Not only can a phone be a large one-time purchase, Alderman said, “but it becomes a permanent line item for the rest of your life, and one that will likely grow,” as data and text plans that initially seem fine soon feel woefully inadequate.
So why can’t consumers simply limit themselves to the most basic phones and minimal service, or get a prepaid phone with no annual contract and no chance of inadvertently incurring extra charges? That sounds good, financial advisers say, but cutting back isn’t always easy. Some consumers, for example, are locked into multiyear contracts that cost hundreds of dollars to break.
The wireless industry association has a response to consumers who consider themselves helpless against the siren call of high-powered phones and unlimited connectivity.
“There are a wide variety of options for consumers,” said Robert Roche, the wireless-industry association’s vice president of research. “Ninety percent of consumers live where there are five or more wireless service providers, offering multiple calling plans. Those plans include individual and family plans, as well as prepaid, pay-as-you-go, and postpaid options.”
But in South Boston, Myrianah Evans, 33, a disabled homemaker, say she is in a no-win situation.
Her $100-plus monthly bill is too high, but the thought of paying $200 to break her contract so she can lower her bills with another carrier also seems wrong to her. “Why should I have to pay to get out?” she asked.
Other consumers, like Celozzi, the tailor in Hyannis, are dealing with teenagers who don’t quite understand what the words “monthly minute limit” mean. And many adults say they’re baffled at all the fees that show up on their bills, but they lack the wherewithal to dispute the charges.
The bills may be confusing, but one thing is clear: mobile phones have become so necessary in today’s world that the government expanded its Lifeline program, which provides free or discounted phone service to people who meet income and eligibility requirements.
Starting in 2005, subscribers were given the choice between financial assistance for landline service or low cost, prepaid wireless service. The majority of subscribers, the FCC says, have gone wireless.
Meanwhile, many who struggle with bills say they routinely stall other creditors while making sure their phone service stays on.

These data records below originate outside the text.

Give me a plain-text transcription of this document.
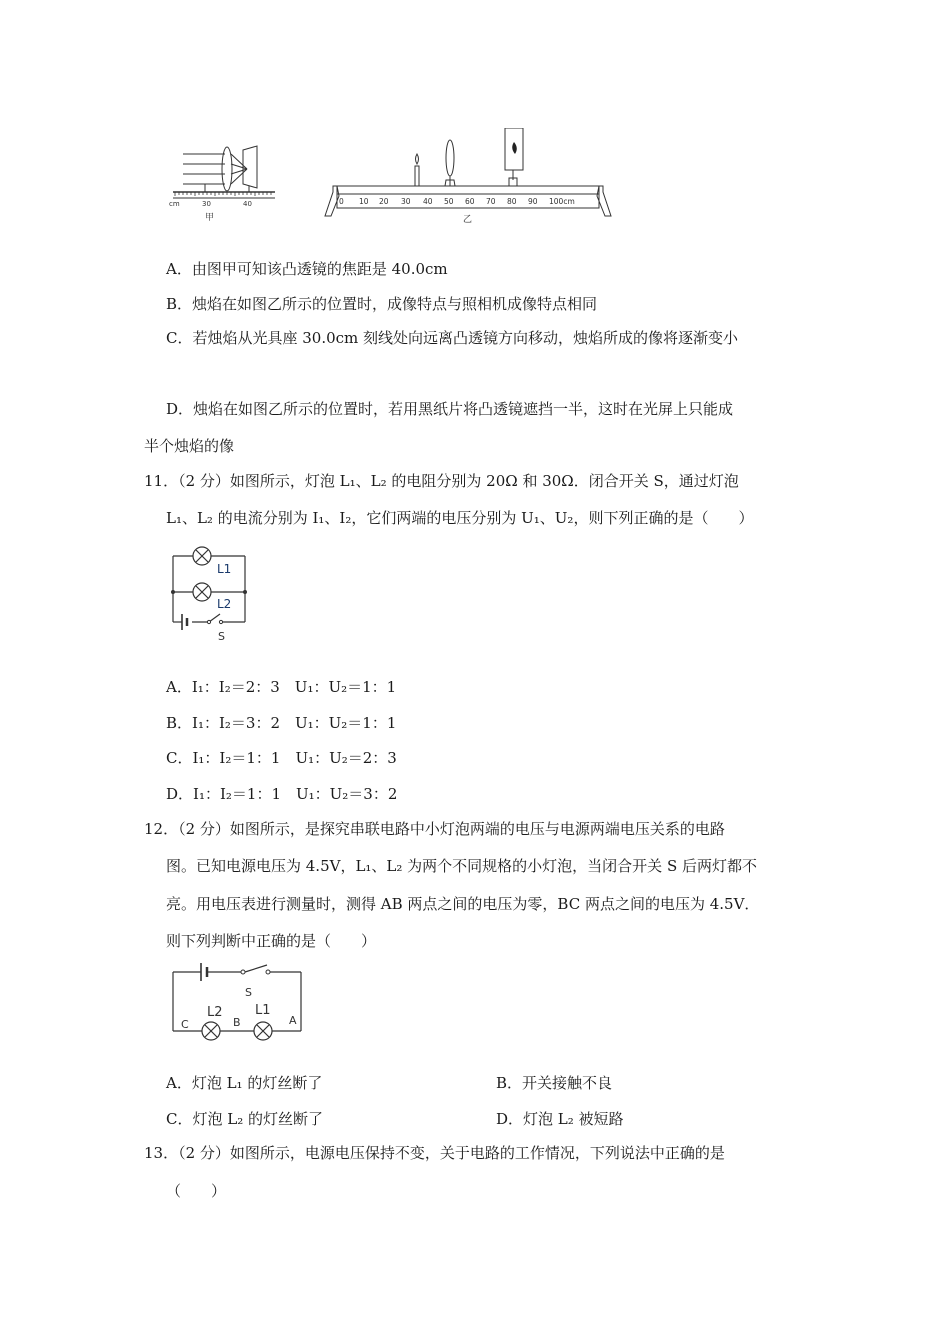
cm	30	40
甲
0 10 20 30 40 50 60 70 80 90 100cm
乙
A．由图甲可知该凸透镜的焦距是 40.0cm
B．烛焰在如图乙所示的位置时，成像特点与照相机成像特点相同
C．若烛焰从光具座 30.0cm 刻线处向远离凸透镜方向移动，烛焰所成的像将逐渐变小
D．烛焰在如图乙所示的位置时，若用黑纸片将凸透镜遮挡一半，这时在光屏上只能成
半个烛焰的像
11．（2 分）如图所示，灯泡 L₁、L₂ 的电阻分别为 20Ω 和 30Ω．闭合开关 S，通过灯泡
L₁、L₂ 的电流分别为 I₁、I₂，它们两端的电压分别为 U₁、U₂，则下列正确的是（　　）
L1
L2
S
A．I₁：I₂＝2：3　U₁：U₂＝1：1
B．I₁：I₂＝3：2　U₁：U₂＝1：1
C．I₁：I₂＝1：1　U₁：U₂＝2：3
D．I₁：I₂＝1：1　U₁：U₂＝3：2
12．（2 分）如图所示，是探究串联电路中小灯泡两端的电压与电源两端电压关系的电路
图。已知电源电压为 4.5V，L₁、L₂ 为两个不同规格的小灯泡，当闭合开关 S 后两灯都不
亮。用电压表进行测量时，测得 AB 两点之间的电压为零，BC 两点之间的电压为 4.5V．
则下列判断中正确的是（　　）
S
L2 L1
C	B	A
A．灯泡 L₁ 的灯丝断了	B．开关接触不良
C．灯泡 L₂ 的灯丝断了	D．灯泡 L₂ 被短路
13．（2 分）如图所示，电源电压保持不变，关于电路的工作情况，下列说法中正确的是
（　　）
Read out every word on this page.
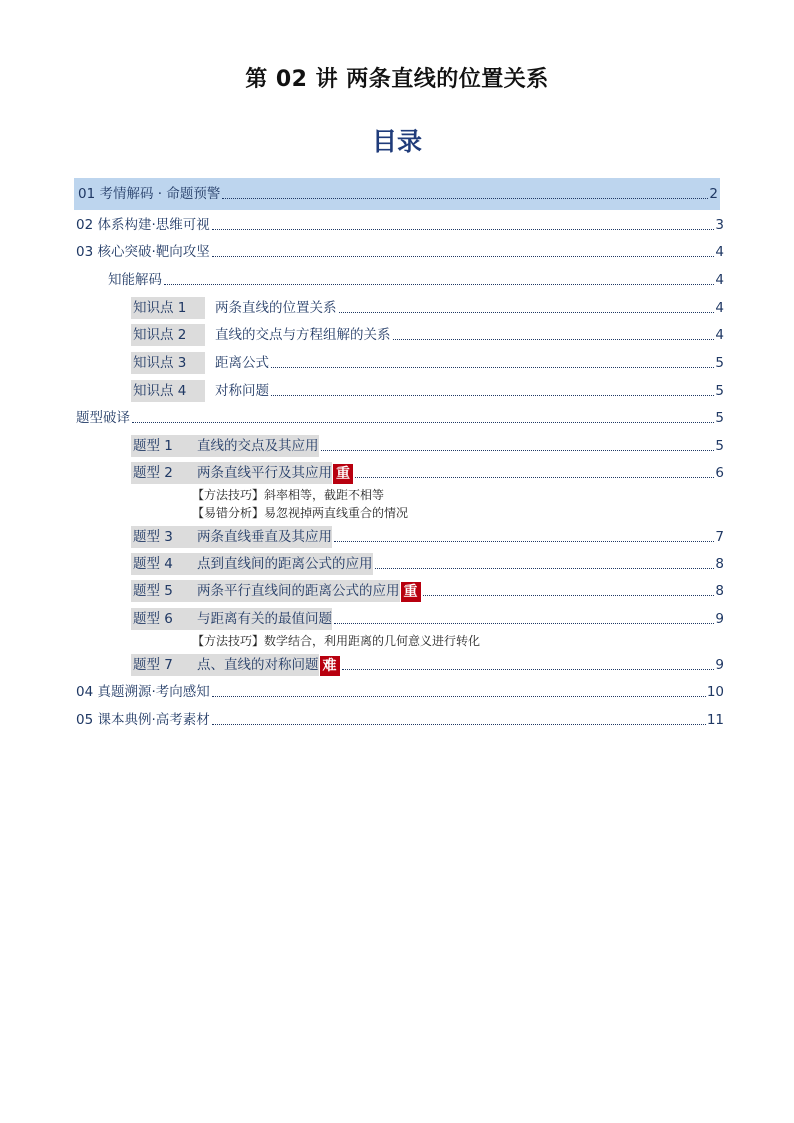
第 02 讲 两条直线的位置关系
目录
01 考情解码 · 命题预警	2
02 体系构建·思维可视	3
03 核心突破·靶向攻坚	4
知能解码	4
知识点 1	两条直线的位置关系	4
知识点 2	直线的交点与方程组解的关系	4
知识点 3	距离公式	5
知识点 4	对称问题	5
题型破译	5
题型 1	直线的交点及其应用	5
题型 2	两条直线平行及其应用 重	6
【方法技巧】斜率相等，截距不相等
【易错分析】易忽视掉两直线重合的情况
题型 3	两条直线垂直及其应用	7
题型 4	点到直线间的距离公式的应用	8
题型 5	两条平行直线间的距离公式的应用 重	8
题型 6	与距离有关的最值问题	9
【方法技巧】数学结合，利用距离的几何意义进行转化
题型 7	点、直线的对称问题 难	9
04 真题溯源·考向感知	10
05 课本典例·高考素材	11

“Sometimes I put off paying my medical bills — I need my phone,” said Shirley Drayton, a laborer with the Boston Housing Authority, as she swept a street in front of the Old Colony development, in South Boston.
“I’m already late with my NStar bill,” Chrissy Leon, 37, a legal secretary from Quincy, said as she walked to work through Downtown Crossing on a recent morning. She has an iPhone 4 and a $90 monthly phone bill, but like millions of other Americans, she’s coveting the new iPhone 5.